(Bloomberg) -- JPMorgan Chase & Co. is lending Panama $1 billion to help it with liquidity needs for its 2024 budget, according to a resolution published in the official gazette.
The three-year loan will carry an interest rate of 150 basis points over the six-month secured overnight financing rate. That can be adjusted under certain conditions, including new debt issuance or a credit downgrade, according to the resolution.
The transaction adds to a move by Panamanian officials to reassure investors that they’re committed to fiscal and economic growth targets to quell growing concern about the country losing its investment-grade credit rating. Fitch Ratings cut the country to junk this year, while S&P Global Ratings and Moody’s Ratings have it as investment grade.
The loan signals Panama’s commitment to avoid locking in high market rates for long periods of time at the cost of more expensive shorter-term issuance, Steven Palacio, an economist with JPMorgan’s research group, wrote in a note Friday. The strategy allows the nation to borrow at lower yields once it reestablishes market confidence, he said.

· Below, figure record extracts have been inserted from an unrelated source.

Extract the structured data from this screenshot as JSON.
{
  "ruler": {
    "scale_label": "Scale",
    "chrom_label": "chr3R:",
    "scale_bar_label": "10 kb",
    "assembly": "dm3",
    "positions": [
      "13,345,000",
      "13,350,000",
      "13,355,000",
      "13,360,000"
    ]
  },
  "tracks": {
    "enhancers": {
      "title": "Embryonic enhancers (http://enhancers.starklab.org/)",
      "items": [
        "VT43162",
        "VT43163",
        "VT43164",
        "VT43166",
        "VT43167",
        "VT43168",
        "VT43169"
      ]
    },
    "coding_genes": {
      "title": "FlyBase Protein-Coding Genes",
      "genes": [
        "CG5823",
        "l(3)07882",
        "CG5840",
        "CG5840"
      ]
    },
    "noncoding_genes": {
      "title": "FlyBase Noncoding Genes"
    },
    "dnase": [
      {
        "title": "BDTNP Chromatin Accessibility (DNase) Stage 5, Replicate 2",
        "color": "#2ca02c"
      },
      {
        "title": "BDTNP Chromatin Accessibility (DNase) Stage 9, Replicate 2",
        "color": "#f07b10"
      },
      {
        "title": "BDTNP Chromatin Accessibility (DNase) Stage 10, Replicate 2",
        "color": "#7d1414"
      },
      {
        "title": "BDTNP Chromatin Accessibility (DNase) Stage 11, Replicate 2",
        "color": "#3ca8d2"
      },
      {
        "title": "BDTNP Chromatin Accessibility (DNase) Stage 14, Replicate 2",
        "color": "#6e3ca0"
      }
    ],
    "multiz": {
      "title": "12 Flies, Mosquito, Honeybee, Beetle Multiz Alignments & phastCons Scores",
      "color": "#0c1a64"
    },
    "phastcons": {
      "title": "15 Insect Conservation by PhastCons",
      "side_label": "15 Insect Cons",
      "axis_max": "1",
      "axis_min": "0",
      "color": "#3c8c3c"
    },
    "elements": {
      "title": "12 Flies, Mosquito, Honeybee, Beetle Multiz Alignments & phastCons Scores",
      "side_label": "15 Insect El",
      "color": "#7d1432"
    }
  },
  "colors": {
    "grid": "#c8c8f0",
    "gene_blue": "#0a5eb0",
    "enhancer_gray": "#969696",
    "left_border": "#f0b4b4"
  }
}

The loan is part of a previous authorization that gives the Finance Ministry authority to sign financing agreements with different local and international entities for as much as $3 billion.
“This facility will help meet the $1.25 billion in external bonded debt amortization due in 2025,” according to Ricardo Penfold, a managing director at Seaport Global in New York. It’s possible that “the government’s strategy is to stay out of the external bond market as much as possible.”
(Updates with analyst comment starting in fourth paragraph.)